- Tue 04 April 2017
- HowTo
- #docker, #reproducible, #research, #jupyter
Recently, I started to use and get to know Docker. One of my central motivations is to utilize this technology for the creation of reproducible research/work. The first minimal working example I came up with contains a notebook which loads the data from a CSV file which is part of the image. You can see the details here. While preparing this image, I came across many useful items; I collected some of them in this post.
Connecting two containers over network 1
First, start a new network:
docker network create new-network
Next, start the two containers as follow:
docker run -i -t --name cont1 --net=new-network --net-alias=cont1 drorata/base-image /bin/bash
docker run -i -t --name cont2 --net=new-network --net-alias=cont2 drorata/base-image /bin/bash
Stop / Remove all running containers 2
docker stop $(docker ps -a -q)
The last part generates a list of IDs and in turn this list is passed to the stop
command.
Similarly,
docker rm $(docker ps -a -q)
will remove all the stoped containers.
You can use the -f
option for the rm
for (brutally) stopping and removing all containers.
Leave a container and keep in alive
If you start a new container in interactive mode and enter the shell, like in docker run -i -t ubuntu
, and exit it, Docker will stop the container.
You can check it using docker ps -a
.
The reason is that the process you asked has terminated and the container is stopped.
To avoid it, you can hit CTRL+P CTRL+Q
.
See this short and excellent answer and don't forget to read also this one.
Using Anaconda from Docker
First, you can run a simple container having full–fledged Anaconda installation.
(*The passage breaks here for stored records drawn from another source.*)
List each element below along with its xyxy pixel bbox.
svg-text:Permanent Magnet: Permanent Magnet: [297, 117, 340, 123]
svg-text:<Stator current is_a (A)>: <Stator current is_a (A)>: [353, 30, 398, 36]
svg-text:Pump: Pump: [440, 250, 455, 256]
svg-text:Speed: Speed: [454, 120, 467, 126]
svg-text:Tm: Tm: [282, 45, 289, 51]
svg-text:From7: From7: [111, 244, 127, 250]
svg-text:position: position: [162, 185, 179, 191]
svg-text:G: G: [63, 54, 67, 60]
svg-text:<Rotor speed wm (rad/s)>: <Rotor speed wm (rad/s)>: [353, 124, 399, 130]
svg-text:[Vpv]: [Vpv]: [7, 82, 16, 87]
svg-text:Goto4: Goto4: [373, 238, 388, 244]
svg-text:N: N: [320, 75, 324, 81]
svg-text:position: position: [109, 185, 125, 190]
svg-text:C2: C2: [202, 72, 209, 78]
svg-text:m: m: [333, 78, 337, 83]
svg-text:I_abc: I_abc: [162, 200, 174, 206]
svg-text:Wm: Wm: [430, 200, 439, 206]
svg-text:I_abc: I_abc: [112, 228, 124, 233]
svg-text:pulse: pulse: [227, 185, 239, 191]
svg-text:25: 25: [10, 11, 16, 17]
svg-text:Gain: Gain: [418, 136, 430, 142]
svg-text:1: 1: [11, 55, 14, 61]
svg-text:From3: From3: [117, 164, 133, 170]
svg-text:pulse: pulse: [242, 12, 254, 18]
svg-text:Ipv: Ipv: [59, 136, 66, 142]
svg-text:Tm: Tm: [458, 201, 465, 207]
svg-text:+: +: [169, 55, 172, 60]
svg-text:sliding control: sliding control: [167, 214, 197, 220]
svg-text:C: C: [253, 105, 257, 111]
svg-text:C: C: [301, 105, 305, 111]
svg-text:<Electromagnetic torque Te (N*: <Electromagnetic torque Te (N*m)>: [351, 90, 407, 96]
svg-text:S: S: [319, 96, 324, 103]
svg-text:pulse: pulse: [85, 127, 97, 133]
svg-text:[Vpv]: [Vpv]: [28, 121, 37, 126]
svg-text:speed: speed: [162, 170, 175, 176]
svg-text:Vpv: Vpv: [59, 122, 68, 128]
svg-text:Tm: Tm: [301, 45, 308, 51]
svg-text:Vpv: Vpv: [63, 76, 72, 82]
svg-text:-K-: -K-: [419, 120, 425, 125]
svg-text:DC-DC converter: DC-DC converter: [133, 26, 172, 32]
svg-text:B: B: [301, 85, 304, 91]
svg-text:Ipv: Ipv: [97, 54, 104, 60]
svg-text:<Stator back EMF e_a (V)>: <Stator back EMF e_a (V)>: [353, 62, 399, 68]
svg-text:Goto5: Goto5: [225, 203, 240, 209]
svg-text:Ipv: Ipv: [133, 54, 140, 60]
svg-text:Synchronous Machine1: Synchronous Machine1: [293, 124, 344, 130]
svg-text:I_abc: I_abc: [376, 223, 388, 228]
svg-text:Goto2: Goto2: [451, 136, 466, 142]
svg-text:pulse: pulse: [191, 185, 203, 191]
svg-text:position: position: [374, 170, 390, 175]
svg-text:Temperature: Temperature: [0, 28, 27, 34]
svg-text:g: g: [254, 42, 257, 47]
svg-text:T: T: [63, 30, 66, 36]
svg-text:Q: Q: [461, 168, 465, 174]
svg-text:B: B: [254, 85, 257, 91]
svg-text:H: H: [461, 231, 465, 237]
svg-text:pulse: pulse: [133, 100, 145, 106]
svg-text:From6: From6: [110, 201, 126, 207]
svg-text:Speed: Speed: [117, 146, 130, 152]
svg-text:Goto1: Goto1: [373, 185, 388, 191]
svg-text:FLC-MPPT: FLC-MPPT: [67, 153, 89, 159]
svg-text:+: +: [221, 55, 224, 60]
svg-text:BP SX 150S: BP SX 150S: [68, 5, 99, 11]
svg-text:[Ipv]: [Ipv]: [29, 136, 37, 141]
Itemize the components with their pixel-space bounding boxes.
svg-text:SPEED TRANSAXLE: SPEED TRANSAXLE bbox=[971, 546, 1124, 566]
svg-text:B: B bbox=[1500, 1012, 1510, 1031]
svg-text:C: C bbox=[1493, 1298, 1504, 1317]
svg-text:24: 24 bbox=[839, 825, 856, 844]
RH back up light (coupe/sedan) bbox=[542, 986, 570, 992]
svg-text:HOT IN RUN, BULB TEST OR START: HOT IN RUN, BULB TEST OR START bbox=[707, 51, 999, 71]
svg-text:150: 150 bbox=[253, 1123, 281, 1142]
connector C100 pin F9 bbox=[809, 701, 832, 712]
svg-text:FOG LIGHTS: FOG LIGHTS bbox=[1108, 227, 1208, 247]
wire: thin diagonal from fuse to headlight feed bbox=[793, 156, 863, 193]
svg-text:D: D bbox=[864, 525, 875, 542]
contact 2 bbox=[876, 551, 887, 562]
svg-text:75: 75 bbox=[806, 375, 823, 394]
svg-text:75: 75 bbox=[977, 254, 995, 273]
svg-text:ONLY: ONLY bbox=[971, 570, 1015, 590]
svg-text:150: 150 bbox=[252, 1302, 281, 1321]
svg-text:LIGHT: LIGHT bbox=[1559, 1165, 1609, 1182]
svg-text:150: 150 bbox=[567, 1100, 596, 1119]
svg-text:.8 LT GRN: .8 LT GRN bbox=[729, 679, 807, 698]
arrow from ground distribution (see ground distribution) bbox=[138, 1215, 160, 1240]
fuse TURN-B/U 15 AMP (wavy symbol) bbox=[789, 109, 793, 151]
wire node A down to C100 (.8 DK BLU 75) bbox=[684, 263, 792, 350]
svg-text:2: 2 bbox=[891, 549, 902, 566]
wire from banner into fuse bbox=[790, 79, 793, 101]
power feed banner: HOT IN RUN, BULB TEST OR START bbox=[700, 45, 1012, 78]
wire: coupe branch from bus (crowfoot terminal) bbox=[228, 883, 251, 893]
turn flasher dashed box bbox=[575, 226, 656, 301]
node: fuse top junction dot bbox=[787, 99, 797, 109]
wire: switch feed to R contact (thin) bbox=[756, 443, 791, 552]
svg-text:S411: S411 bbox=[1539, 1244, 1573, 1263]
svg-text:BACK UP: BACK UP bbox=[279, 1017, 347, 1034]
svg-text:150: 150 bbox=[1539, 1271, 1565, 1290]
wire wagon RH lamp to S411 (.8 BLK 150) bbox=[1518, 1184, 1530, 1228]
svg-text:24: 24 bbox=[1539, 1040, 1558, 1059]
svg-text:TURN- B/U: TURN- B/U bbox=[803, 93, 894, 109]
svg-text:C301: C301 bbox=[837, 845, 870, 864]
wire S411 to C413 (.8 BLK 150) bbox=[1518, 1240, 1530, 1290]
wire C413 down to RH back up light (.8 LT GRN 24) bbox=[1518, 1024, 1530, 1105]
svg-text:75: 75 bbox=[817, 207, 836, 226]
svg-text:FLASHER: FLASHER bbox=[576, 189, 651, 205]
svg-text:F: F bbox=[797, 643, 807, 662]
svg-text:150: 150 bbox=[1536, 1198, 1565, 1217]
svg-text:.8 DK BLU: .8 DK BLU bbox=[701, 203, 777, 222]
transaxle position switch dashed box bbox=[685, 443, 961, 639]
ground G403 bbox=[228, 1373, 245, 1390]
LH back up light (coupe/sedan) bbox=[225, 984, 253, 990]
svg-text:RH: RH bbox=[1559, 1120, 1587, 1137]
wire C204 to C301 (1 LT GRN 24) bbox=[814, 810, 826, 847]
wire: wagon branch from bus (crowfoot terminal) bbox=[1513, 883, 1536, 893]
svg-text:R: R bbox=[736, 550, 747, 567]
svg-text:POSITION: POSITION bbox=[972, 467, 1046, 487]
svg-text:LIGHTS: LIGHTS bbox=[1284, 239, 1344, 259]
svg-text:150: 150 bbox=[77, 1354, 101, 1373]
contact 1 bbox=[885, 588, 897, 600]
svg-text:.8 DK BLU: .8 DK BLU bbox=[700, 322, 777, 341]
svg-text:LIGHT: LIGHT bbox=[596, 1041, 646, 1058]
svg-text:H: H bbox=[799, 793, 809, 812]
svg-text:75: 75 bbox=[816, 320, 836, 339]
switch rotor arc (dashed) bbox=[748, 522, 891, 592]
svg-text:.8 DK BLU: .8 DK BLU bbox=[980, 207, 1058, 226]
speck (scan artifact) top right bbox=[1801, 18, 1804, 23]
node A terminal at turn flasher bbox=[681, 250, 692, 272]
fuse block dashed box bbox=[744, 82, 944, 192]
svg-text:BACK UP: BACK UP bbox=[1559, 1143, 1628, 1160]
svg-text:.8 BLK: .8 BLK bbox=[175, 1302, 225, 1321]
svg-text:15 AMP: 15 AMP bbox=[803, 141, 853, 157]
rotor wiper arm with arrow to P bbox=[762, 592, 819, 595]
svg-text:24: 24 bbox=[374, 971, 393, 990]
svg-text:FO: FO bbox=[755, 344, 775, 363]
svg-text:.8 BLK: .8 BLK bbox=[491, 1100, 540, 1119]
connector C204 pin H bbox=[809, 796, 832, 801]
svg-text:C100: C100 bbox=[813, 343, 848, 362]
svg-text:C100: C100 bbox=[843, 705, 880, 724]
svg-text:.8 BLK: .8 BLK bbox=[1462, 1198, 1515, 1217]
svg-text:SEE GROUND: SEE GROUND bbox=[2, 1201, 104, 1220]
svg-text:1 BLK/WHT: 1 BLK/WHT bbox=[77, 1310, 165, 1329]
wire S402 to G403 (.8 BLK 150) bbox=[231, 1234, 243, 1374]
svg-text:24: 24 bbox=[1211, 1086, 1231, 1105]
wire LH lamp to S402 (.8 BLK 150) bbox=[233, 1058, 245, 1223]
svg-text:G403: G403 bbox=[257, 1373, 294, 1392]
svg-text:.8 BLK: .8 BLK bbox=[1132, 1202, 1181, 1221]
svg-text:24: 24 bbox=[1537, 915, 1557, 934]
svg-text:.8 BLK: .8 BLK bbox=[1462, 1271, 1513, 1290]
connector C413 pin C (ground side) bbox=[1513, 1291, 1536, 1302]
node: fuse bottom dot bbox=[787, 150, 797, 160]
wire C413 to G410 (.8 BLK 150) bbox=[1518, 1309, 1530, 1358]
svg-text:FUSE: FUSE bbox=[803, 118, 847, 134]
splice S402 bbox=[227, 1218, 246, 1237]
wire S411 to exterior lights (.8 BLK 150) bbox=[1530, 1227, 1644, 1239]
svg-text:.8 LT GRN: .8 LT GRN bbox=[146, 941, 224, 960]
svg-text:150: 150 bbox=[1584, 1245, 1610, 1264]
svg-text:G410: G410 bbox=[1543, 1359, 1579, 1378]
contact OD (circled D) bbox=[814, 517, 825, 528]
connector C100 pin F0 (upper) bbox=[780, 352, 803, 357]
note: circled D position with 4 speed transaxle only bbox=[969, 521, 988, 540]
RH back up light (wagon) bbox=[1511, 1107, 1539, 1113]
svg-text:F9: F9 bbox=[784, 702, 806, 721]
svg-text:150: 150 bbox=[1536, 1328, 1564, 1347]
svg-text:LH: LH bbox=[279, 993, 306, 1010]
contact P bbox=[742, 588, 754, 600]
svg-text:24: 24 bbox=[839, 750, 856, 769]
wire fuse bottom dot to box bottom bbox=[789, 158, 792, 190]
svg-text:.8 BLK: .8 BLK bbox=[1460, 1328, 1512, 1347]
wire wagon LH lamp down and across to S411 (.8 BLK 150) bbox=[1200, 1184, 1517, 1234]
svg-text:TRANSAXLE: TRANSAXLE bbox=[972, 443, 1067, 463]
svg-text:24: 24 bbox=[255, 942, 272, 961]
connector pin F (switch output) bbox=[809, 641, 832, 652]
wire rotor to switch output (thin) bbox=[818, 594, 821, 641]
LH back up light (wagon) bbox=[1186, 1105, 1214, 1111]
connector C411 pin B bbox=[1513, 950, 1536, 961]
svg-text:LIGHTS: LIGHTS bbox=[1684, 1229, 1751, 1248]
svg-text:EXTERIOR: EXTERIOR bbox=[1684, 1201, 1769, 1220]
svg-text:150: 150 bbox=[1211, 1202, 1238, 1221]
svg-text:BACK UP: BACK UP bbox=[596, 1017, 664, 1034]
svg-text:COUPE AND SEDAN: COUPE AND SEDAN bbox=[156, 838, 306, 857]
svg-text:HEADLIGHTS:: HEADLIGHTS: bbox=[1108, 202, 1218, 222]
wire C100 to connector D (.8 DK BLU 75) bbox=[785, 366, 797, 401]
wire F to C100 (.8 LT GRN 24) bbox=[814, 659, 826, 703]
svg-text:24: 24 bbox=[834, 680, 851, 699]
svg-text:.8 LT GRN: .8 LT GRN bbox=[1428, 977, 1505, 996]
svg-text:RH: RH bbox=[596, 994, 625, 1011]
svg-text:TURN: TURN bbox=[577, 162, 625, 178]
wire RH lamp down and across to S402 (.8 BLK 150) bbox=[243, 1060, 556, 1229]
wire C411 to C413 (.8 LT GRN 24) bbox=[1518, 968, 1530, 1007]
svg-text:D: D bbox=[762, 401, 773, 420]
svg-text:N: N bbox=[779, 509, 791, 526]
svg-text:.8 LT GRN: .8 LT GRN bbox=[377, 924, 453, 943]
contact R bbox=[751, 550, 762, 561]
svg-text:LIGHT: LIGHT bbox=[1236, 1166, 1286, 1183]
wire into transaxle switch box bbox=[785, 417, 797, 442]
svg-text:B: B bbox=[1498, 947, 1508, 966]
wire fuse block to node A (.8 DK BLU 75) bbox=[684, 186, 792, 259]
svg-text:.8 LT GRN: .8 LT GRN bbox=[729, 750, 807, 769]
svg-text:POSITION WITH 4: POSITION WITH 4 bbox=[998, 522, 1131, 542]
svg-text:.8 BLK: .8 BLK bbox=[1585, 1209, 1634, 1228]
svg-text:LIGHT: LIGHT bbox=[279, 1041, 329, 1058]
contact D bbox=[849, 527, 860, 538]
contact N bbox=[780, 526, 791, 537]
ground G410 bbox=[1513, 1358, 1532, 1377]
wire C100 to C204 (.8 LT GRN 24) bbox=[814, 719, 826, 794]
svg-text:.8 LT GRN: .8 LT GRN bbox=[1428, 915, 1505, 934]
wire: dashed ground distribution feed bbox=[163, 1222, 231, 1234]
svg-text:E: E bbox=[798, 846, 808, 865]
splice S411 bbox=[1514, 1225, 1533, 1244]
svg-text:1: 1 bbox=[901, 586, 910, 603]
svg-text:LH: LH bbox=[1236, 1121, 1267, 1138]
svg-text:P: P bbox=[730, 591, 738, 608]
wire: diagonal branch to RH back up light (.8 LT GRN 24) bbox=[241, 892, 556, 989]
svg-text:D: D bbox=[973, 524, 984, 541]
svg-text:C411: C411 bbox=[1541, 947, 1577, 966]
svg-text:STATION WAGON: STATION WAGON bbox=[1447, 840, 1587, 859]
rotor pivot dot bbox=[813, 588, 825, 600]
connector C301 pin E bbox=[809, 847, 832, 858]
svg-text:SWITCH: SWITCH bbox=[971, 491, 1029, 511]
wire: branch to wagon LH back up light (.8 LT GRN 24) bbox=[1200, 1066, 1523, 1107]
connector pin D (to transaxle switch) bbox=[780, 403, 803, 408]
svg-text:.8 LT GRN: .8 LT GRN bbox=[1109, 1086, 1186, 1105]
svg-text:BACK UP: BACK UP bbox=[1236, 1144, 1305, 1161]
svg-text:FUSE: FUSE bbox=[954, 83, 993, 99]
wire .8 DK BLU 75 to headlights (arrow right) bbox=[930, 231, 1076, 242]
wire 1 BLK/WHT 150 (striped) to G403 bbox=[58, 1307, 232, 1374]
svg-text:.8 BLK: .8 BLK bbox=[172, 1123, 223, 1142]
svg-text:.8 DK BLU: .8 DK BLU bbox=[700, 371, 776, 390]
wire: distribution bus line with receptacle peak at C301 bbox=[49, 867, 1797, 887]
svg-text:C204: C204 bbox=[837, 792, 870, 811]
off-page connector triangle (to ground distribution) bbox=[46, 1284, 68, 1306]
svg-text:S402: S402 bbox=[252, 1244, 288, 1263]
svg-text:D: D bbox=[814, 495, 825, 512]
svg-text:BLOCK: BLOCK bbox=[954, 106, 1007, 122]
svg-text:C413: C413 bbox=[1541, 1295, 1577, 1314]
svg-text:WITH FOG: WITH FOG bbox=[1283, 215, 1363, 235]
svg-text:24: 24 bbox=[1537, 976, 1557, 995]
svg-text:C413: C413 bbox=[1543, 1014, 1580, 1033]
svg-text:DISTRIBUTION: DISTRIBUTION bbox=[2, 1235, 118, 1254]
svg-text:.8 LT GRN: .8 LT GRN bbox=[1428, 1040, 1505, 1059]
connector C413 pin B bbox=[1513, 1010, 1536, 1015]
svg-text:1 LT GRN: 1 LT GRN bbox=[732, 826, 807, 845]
It is as simple as
docker run -i -t --name conda-base continuumio/anaconda3 /bin/bash
Once running, you can python in the container as much as you want.
As Jupyter is an important part of the work, let's discuss how to use it.
From the container's terminal you can start Jupyter but that won't be enough.
The localhost
of the container is not the same as of the host OS.
We'd have to enable port forwarding:
docker run -i -t -p 8888:8888 --name conda-base continuumio/anaconda3 /bin/bash
Next, in the new container's shell run
jupyter notebook --ip='*' --port=8888 --no-browser
Go to the address where the notebook is served and enjoy. There's one thing missing still, the nice notebooks don't have a place to be saved. They can be saved of course in the container, but they won't persists once you stop it. You should mount a local directory (on the host) as a data volume:
docker run -i -t -p 8888:8888 --name conda-base -v ~/tmp:/opt/notebooks continuumio/anaconda3 /bin/bash
and inside the container, execute:
jupyter notebook --notebook-dir=/opt/notebooks --ip='*' --port=8888 --no-browser
Now, what ever notebook you save from within the container, it will be also available on ~/tmp
.
If, for some reason, the container stopped, you can reuse it: docker exec -it conda-base /bin/bash
.
Lastly, putting everything together, you can instantiate a new container as follow:
docker run -i -t -p 8888:8888 -v ~/tmp:/opt/notebooks --name conda-base continuumio/anaconda3 /bin/bash -c "/opt/conda/bin/jupyter notebook --notebook-dir=/opt/notebooks --ip='*' --port=8888 --no-browser"
References
Location of images 3
On Mac images are stored in a file
$HOME/Library/Containers/com.docker.docker/Data/com.docker.driver.amd64-linux/Docker.qcow2
Running PySpark within Jupyter
The pyspark-notebook image seems to be a simple and straightforward way to get started with Spark. Simply run:
docker run -it --rm -p 8888:8888 jupyter/pyspark-notebook
Naturally, you can also mount a local directory for persiting the generated notebooks.